L’abbiamo già scritto: guai se questo Sinodo apparisse, come dice il teologo Jesús Martínez Gordo, “un aborto”! La crisi della chiesa è troppo profonda per tollerare ancora delusioni e mancate promesse. Papa Francesco ha voluto un Sinodo che fosse sì sulla sinodalità, ma capace di instaurare la novità di una vita fraterna nelle comunità cristiane, una vita in cui i membri si sentano gioiosamente partecipi di una convocazione che viene dalla Parola del Signore.
Purtroppo non ho visto un’intensa preghiera per il Sinodo come si era avuta alla vigilia del concilio Vaticano II. Certamente, i tempi sono cambiati, ma allora l’evento era capace di suscitare speranza, mentre il Sinodo di oggi sembra un evento di routine, non ciò che ha voluto Papa Francesco.
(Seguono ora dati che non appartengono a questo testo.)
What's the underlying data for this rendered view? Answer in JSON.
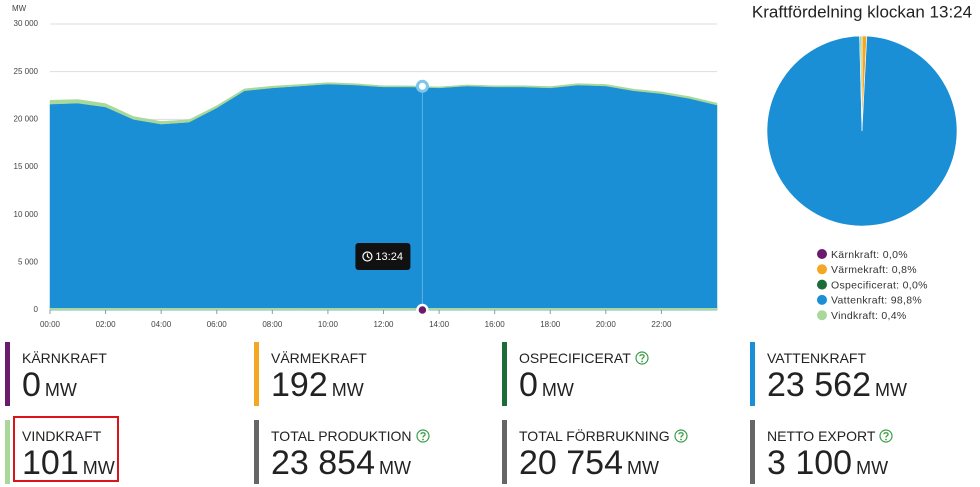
{
  "chart_data": [
    {
      "type": "stacked-area",
      "y_label": "MW",
      "x": [
        0,
        1,
        2,
        3,
        4,
        5,
        6,
        7,
        8,
        9,
        10,
        11,
        12,
        13,
        14,
        15,
        16,
        17,
        18,
        19,
        20,
        21,
        22,
        23,
        24
      ],
      "xlim": [
        0,
        24
      ],
      "xticks": [
        {
          "value": 0,
          "label": "00:00"
        },
        {
          "value": 2,
          "label": "02:00"
        },
        {
          "value": 4,
          "label": "04:00"
        },
        {
          "value": 6,
          "label": "06:00"
        },
        {
          "value": 8,
          "label": "08:00"
        },
        {
          "value": 10,
          "label": "10:00"
        },
        {
          "value": 12,
          "label": "12:00"
        },
        {
          "value": 14,
          "label": "14:00"
        },
        {
          "value": 16,
          "label": "16:00"
        },
        {
          "value": 18,
          "label": "18:00"
        },
        {
          "value": 20,
          "label": "20:00"
        },
        {
          "value": 22,
          "label": "22:00"
        }
      ],
      "ylim": [
        0,
        30000
      ],
      "yticks": [
        0,
        {
          "value": 5000,
          "label": "5 000"
        },
        {
          "value": 10000,
          "label": "10 000"
        },
        {
          "value": 15000,
          "label": "15 000"
        },
        {
          "value": 20000,
          "label": "20 000"
        },
        {
          "value": 25000,
          "label": "25 000"
        },
        {
          "value": 30000,
          "label": "30 000"
        }
      ],
      "grid": true,
      "series": [
        {
          "name": "Vattenkraft",
          "color": "#1a8fd6",
          "values": [
            21600,
            21700,
            21300,
            20000,
            19500,
            19700,
            21200,
            23000,
            23300,
            23500,
            23700,
            23600,
            23400,
            23400,
            23300,
            23500,
            23400,
            23400,
            23300,
            23600,
            23500,
            23000,
            22700,
            22200,
            21500
          ]
        },
        {
          "name": "Vindkraft",
          "color": "#a8d89a",
          "values": [
            400,
            380,
            350,
            300,
            280,
            250,
            230,
            200,
            180,
            160,
            150,
            140,
            120,
            110,
            100,
            110,
            120,
            130,
            140,
            150,
            160,
            170,
            180,
            190,
            200
          ]
        }
      ],
      "cursor": {
        "x": 13.4,
        "label": "13:24"
      }
    },
    {
      "type": "pie",
      "title": "Kraftfördelning klockan 13:24",
      "categories": [
        "Kärnkraft",
        "Värmekraft",
        "Ospecificerat",
        "Vattenkraft",
        "Vindkraft"
      ],
      "values": [
        0,
        0.8,
        0,
        98.8,
        0.4
      ],
      "value_labels": [
        "Kärnkraft: 0,0%",
        "Värmekraft: 0,8%",
        "Ospecificerat: 0,0%",
        "Vattenkraft: 98,8%",
        "Vindkraft: 0,4%"
      ],
      "colors": [
        "#6a1b6e",
        "#f5a623",
        "#1e6b3a",
        "#1a8fd6",
        "#a8d89a"
      ]
    }
  ],
  "tiles": [
    {
      "label": "KÄRNKRAFT",
      "value": "0",
      "unit": "MW",
      "color": "#6a1b6e",
      "help": false,
      "highlighted": false
    },
    {
      "label": "VÄRMEKRAFT",
      "value": "192",
      "unit": "MW",
      "color": "#f5a623",
      "help": false,
      "highlighted": false
    },
    {
      "label": "OSPECIFICERAT",
      "value": "0",
      "unit": "MW",
      "color": "#1e6b3a",
      "help": true,
      "highlighted": false
    },
    {
      "label": "VATTENKRAFT",
      "value": "23 562",
      "unit": "MW",
      "color": "#1a8fd6",
      "help": false,
      "highlighted": false
    },
    {
      "label": "VINDKRAFT",
      "value": "101",
      "unit": "MW",
      "color": "#a8d89a",
      "help": false,
      "highlighted": true
    },
    {
      "label": "TOTAL PRODUKTION",
      "value": "23 854",
      "unit": "MW",
      "color": "#666666",
      "help": true,
      "highlighted": false
    },
    {
      "label": "TOTAL FÖRBRUKNING",
      "value": "20 754",
      "unit": "MW",
      "color": "#666666",
      "help": true,
      "highlighted": false
    },
    {
      "label": "NETTO EXPORT",
      "value": "3 100",
      "unit": "MW",
      "color": "#666666",
      "help": true,
      "highlighted": false
    }
  ]
}
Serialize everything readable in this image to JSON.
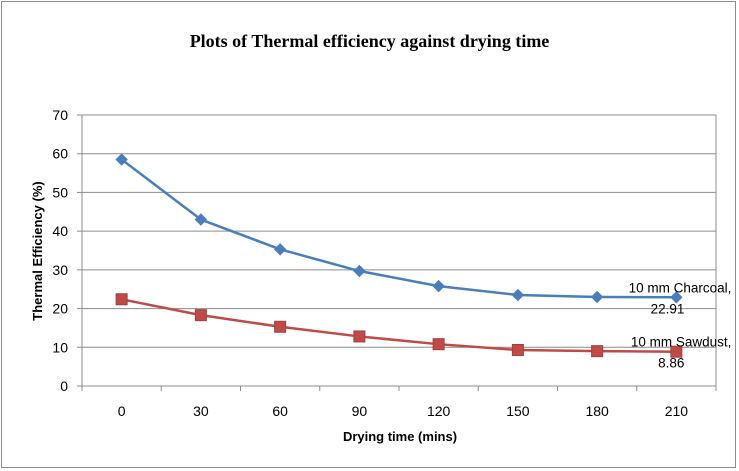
{
  "chart_data": {
    "type": "line",
    "title": "Plots of Thermal  efficiency against drying  time",
    "xlabel": "Drying time (mins)",
    "ylabel": "Thermal Efficiency (%)",
    "x": [
      0,
      30,
      60,
      90,
      120,
      150,
      180,
      210
    ],
    "ylim": [
      0,
      70
    ],
    "yticks": [
      0,
      10,
      20,
      30,
      40,
      50,
      60,
      70
    ],
    "grid": true,
    "legend": "none",
    "series": [
      {
        "name": "10 mm Charcoal",
        "color": "#4a7ebb",
        "marker": "diamond",
        "values": [
          58.5,
          43.0,
          35.3,
          29.7,
          25.8,
          23.5,
          23.0,
          22.91
        ]
      },
      {
        "name": "10 mm Sawdust",
        "color": "#be4b48",
        "marker": "square",
        "values": [
          22.4,
          18.3,
          15.3,
          12.8,
          10.8,
          9.3,
          9.0,
          8.86
        ]
      }
    ],
    "annotations": [
      {
        "series": "10 mm Charcoal",
        "line1": "10 mm Charcoal,",
        "line2": "22.91"
      },
      {
        "series": "10 mm Sawdust",
        "line1": "10 mm Sawdust,",
        "line2": "8.86"
      }
    ]
  }
}
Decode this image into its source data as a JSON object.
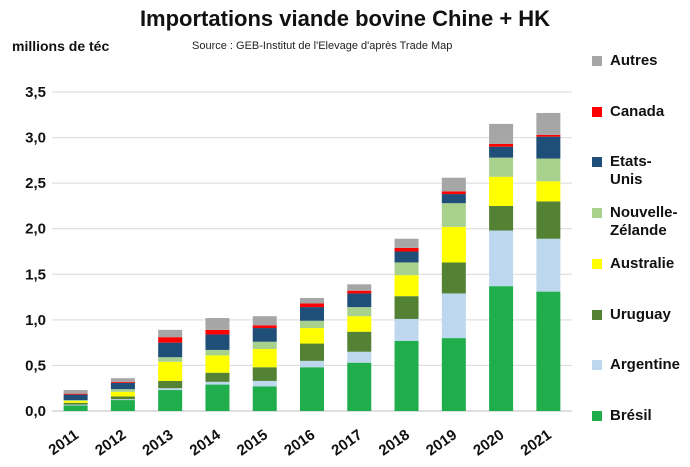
{
  "header": {
    "title": "Importations viande bovine Chine + HK",
    "subtitle": "Source : GEB-Institut de l'Elevage d'après Trade Map",
    "ylabel": "millions de téc"
  },
  "chart_data": {
    "type": "bar",
    "stacked": true,
    "title": "Importations viande bovine Chine + HK",
    "subtitle": "Source : GEB-Institut de l'Elevage d'après Trade Map",
    "ylabel": "millions de téc",
    "xlabel": "",
    "ylim": [
      0,
      3.5
    ],
    "yticks": [
      "0,0",
      "0,5",
      "1,0",
      "1,5",
      "2,0",
      "2,5",
      "3,0",
      "3,5"
    ],
    "grid": true,
    "legend_position": "right",
    "categories": [
      "2011",
      "2012",
      "2013",
      "2014",
      "2015",
      "2016",
      "2017",
      "2018",
      "2019",
      "2020",
      "2021"
    ],
    "series": [
      {
        "name": "Brésil",
        "color": "#1fae4b",
        "values": [
          0.06,
          0.12,
          0.23,
          0.29,
          0.27,
          0.48,
          0.53,
          0.77,
          0.8,
          1.37,
          1.31
        ]
      },
      {
        "name": "Argentine",
        "color": "#bdd7ee",
        "values": [
          0.01,
          0.01,
          0.02,
          0.03,
          0.06,
          0.07,
          0.12,
          0.24,
          0.49,
          0.61,
          0.58
        ]
      },
      {
        "name": "Uruguay",
        "color": "#548235",
        "values": [
          0.02,
          0.03,
          0.08,
          0.1,
          0.15,
          0.19,
          0.22,
          0.25,
          0.34,
          0.27,
          0.41
        ]
      },
      {
        "name": "Australie",
        "color": "#ffff00",
        "values": [
          0.02,
          0.05,
          0.21,
          0.19,
          0.2,
          0.17,
          0.17,
          0.23,
          0.39,
          0.32,
          0.22
        ]
      },
      {
        "name": "Nouvelle-Zélande",
        "color": "#a9d18e",
        "values": [
          0.01,
          0.03,
          0.05,
          0.06,
          0.08,
          0.08,
          0.1,
          0.14,
          0.26,
          0.21,
          0.25
        ]
      },
      {
        "name": "Etats-Unis",
        "color": "#1f4e79",
        "values": [
          0.06,
          0.07,
          0.16,
          0.17,
          0.15,
          0.15,
          0.15,
          0.12,
          0.1,
          0.12,
          0.24
        ]
      },
      {
        "name": "Canada",
        "color": "#ff0000",
        "values": [
          0.01,
          0.01,
          0.06,
          0.05,
          0.03,
          0.04,
          0.03,
          0.04,
          0.03,
          0.03,
          0.02
        ]
      },
      {
        "name": "Autres",
        "color": "#a6a6a6",
        "values": [
          0.04,
          0.04,
          0.08,
          0.13,
          0.1,
          0.06,
          0.07,
          0.1,
          0.15,
          0.22,
          0.24
        ]
      }
    ]
  }
}
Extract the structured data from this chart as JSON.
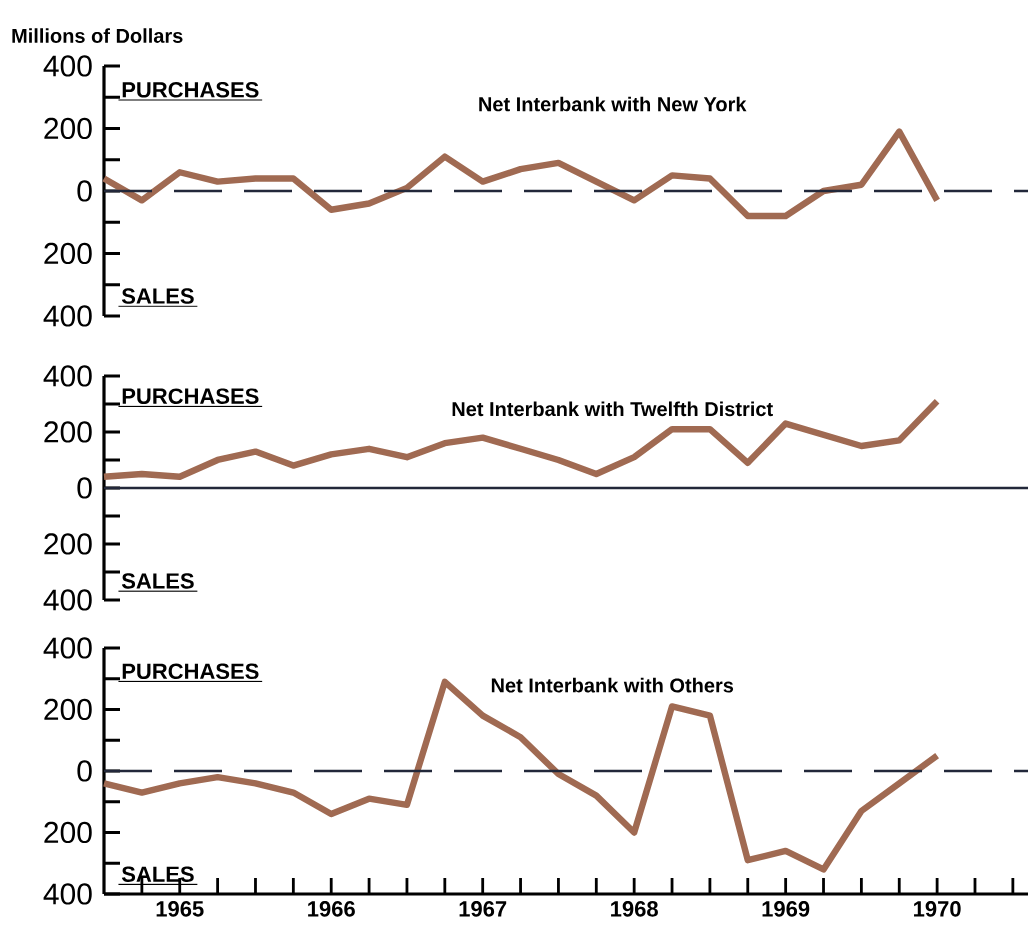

Se le acquisizioni formulate verbalmente dal Sinodo o anche dal Papa non si traducono in procedure giuridiche che riformano l’attuale ordinamento canonico allora risuoneranno come semplici auguri. Oggi in tutte le assemblee sinodali, anche in quella italiana, sia forte la tentazione di pensare troppo ai metodi con cui vivere un’assemblea cristiana, c’è un eccessivo ricorso a un linguaggio stantio, che abbisogna di “icone” per introdurre un tema non sempre in modo legittimo e coerente all’icona evangelica, ci sono troppe espressioni inventate che alla gente non dicono nulla come “i cantieri di Betania”. Infine si pretende che i lavori seguano fasi predeterminate in cui anche la profezia non è dono dell’alto e dono dello Spirito, ma è decisa da noi come potesse essere un’acquisizione.
Ad ogni assemblea sinodale dico: più sobrietà, meno pagine scritte, più serietà. Si rallegrerà non solo il popolo di Dio che è popolo degli umili, ma anche chi ha una vera formazione biblica e venera solo la Parola di Dio, non le fotocopie.